Presidente do Irã propõe fim da guerra com Estados Unidos
Masud Pezeshkian afirma que Teerã está em posição de vantagem e que chegou o momento apropriado para encerrar o conflito
O presidente iraniano, Masud Pezeshkian, expressou na sexta-feira que chegou o momento apropriado para encerrar quase seis meses de enfrentamento com os Estados Unidos, destacando que Teerã se encontra em uma posição de vantagem em relação a Washington. As negociações entre estas duas potências de longo histórico de tensões permanecem em espera, enquanto no terreno a situação continua sem mudanças significativas, com o Irã mantendo parcialmente fechado o estratégico Estreito de Ormuz e os Estados Unidos persistindo em seu bloqueio naval contra a república islâmica.
"É melhor que terminemos a guerra agora que estamos em posição de força e dignidade", manifestou Pezeshkian durante uma reunião com pessoal médico. "O mundo inteiro reconhece nossa vitória e vê que os Estados Unidos são rejeitados em todo o planeta e atacaram nossas escolas, hospitais e infraestruturas, violando todas as normas", acrescentou.
O dirigente também respalda o memorando de entendimento que subscreveu com os Estados Unidos em junho para terminar o conflito no Oriente Médio, asseverando que não constitui uma derrota para Teerã. "Não conseguem encontrar nem uma única cláusula neste acordo que indique uma capitulação. Todos os compromissos se referem à outra parte", afirmou.
Contexto das negociações
Suas declarações surgem semanas depois que o líder supremo do Irã, Mojtaba Jamenei, anunciasse que havia respaldado o acordo para finalizar a guerra apesar de manter "opiniões diferentes". Legisladores de posições mais firmes no Parlamento iraniano expressaram críticas ao governo pelo acordo, sinalizando que constituiria concessões aos Estados Unidos, particularmente a respeito da reabertura do estratégico Estreito de Ormuz.
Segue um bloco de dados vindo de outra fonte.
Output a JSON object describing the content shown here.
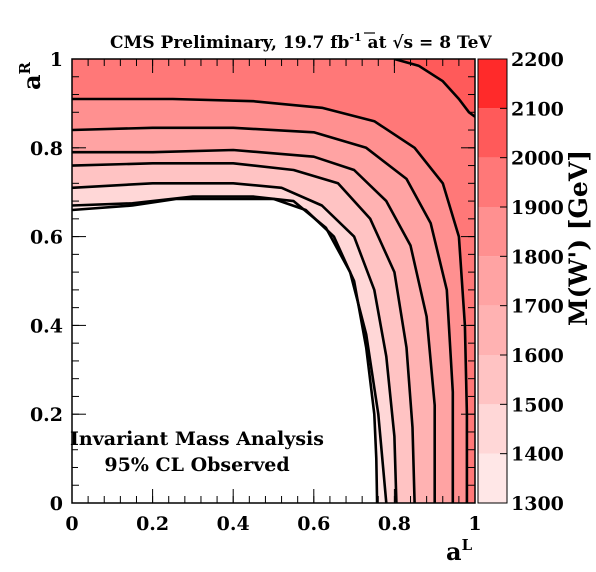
{
  "chart_data": {
    "type": "heatmap",
    "title_main": "CMS Preliminary, 19.7 fb",
    "title_sup": "-1",
    "title_at": " at ",
    "title_sqrt_s": "s",
    "title_energy": " = 8 TeV",
    "xlabel_base": "a",
    "xlabel_sup": "L",
    "ylabel_base": "a",
    "ylabel_sup": "R",
    "zlabel": "M(W') [GeV]",
    "xlim": [
      0,
      1
    ],
    "ylim": [
      0,
      1
    ],
    "zlim": [
      1300,
      2200
    ],
    "x_ticks": [
      "0",
      "0.2",
      "0.4",
      "0.6",
      "0.8",
      "1"
    ],
    "y_ticks": [
      "0",
      "0.2",
      "0.4",
      "0.6",
      "0.8",
      "1"
    ],
    "z_ticks": [
      "1300",
      "1400",
      "1500",
      "1600",
      "1700",
      "1800",
      "1900",
      "2000",
      "2100",
      "2200"
    ],
    "z_levels": [
      1300,
      1400,
      1500,
      1600,
      1700,
      1800,
      1900,
      2000,
      2100,
      2200
    ],
    "level_colors": [
      "#ffe7e7",
      "#ffd7d7",
      "#ffc3c3",
      "#ffb2b2",
      "#ffa3a3",
      "#ff9090",
      "#ff7878",
      "#ff5a5a",
      "#ff2a2a"
    ],
    "contour_lines": [
      {
        "level": 1300,
        "points": [
          [
            0,
            0.66
          ],
          [
            0.15,
            0.67
          ],
          [
            0.26,
            0.685
          ],
          [
            0.4,
            0.685
          ],
          [
            0.5,
            0.685
          ],
          [
            0.58,
            0.66
          ],
          [
            0.65,
            0.6
          ],
          [
            0.7,
            0.5
          ],
          [
            0.73,
            0.35
          ],
          [
            0.75,
            0.2
          ],
          [
            0.755,
            0.1
          ],
          [
            0.757,
            0
          ]
        ]
      },
      {
        "level": 1400,
        "points": [
          [
            0,
            0.67
          ],
          [
            0.15,
            0.675
          ],
          [
            0.3,
            0.69
          ],
          [
            0.45,
            0.69
          ],
          [
            0.55,
            0.68
          ],
          [
            0.63,
            0.62
          ],
          [
            0.69,
            0.52
          ],
          [
            0.73,
            0.38
          ],
          [
            0.76,
            0.2
          ],
          [
            0.775,
            0.05
          ],
          [
            0.78,
            0
          ]
        ]
      },
      {
        "level": 1500,
        "points": [
          [
            0,
            0.71
          ],
          [
            0.2,
            0.72
          ],
          [
            0.4,
            0.72
          ],
          [
            0.52,
            0.71
          ],
          [
            0.62,
            0.67
          ],
          [
            0.7,
            0.6
          ],
          [
            0.75,
            0.48
          ],
          [
            0.78,
            0.33
          ],
          [
            0.8,
            0.15
          ],
          [
            0.805,
            0
          ]
        ]
      },
      {
        "level": 1600,
        "points": [
          [
            0,
            0.76
          ],
          [
            0.2,
            0.765
          ],
          [
            0.4,
            0.765
          ],
          [
            0.55,
            0.75
          ],
          [
            0.66,
            0.72
          ],
          [
            0.74,
            0.64
          ],
          [
            0.8,
            0.52
          ],
          [
            0.83,
            0.35
          ],
          [
            0.845,
            0.17
          ],
          [
            0.85,
            0
          ]
        ]
      },
      {
        "level": 1700,
        "points": [
          [
            0,
            0.79
          ],
          [
            0.2,
            0.79
          ],
          [
            0.4,
            0.795
          ],
          [
            0.6,
            0.78
          ],
          [
            0.7,
            0.75
          ],
          [
            0.78,
            0.68
          ],
          [
            0.84,
            0.58
          ],
          [
            0.88,
            0.42
          ],
          [
            0.9,
            0.22
          ],
          [
            0.9,
            0
          ]
        ]
      },
      {
        "level": 1800,
        "points": [
          [
            0,
            0.84
          ],
          [
            0.2,
            0.845
          ],
          [
            0.4,
            0.845
          ],
          [
            0.6,
            0.835
          ],
          [
            0.73,
            0.8
          ],
          [
            0.83,
            0.73
          ],
          [
            0.89,
            0.63
          ],
          [
            0.93,
            0.48
          ],
          [
            0.945,
            0.25
          ],
          [
            0.945,
            0
          ]
        ]
      },
      {
        "level": 1900,
        "points": [
          [
            0,
            0.91
          ],
          [
            0.25,
            0.91
          ],
          [
            0.45,
            0.905
          ],
          [
            0.62,
            0.89
          ],
          [
            0.75,
            0.86
          ],
          [
            0.85,
            0.8
          ],
          [
            0.92,
            0.72
          ],
          [
            0.96,
            0.6
          ],
          [
            0.975,
            0.4
          ],
          [
            0.98,
            0.2
          ],
          [
            0.98,
            0
          ]
        ]
      },
      {
        "level": 2000,
        "points": [
          [
            0.8,
            1.0
          ],
          [
            0.86,
            0.985
          ],
          [
            0.92,
            0.95
          ],
          [
            0.96,
            0.91
          ],
          [
            0.985,
            0.88
          ],
          [
            1.0,
            0.87
          ]
        ]
      }
    ],
    "annotation_lines": [
      "Invariant Mass Analysis",
      "95% CL Observed"
    ]
  }
}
Segundo reportes de meios estadunidenses, a Marinha dos Estados Unidos tem estado coordenando e protegendo comboios de petroleiros através do setor sul da passagem, o que teria facilitado a exportação de entre cinco e dez milhões de barris de petróleo ao dia.
Novas sanções econômicas
Os Estados Unidos anunciaram na quinta-feira novas medidas de sanções que, conforme sinalizou o secretário do Tesouro Scott Bessent, pretendem exercer pressão econômica sobre o Irã. O funcionário tem previsto detalhar-las na segunda-feira.
A chancelaria iraniana caracterizou estas ações como "terrorismo econômico" e "crimes contra a humanidade".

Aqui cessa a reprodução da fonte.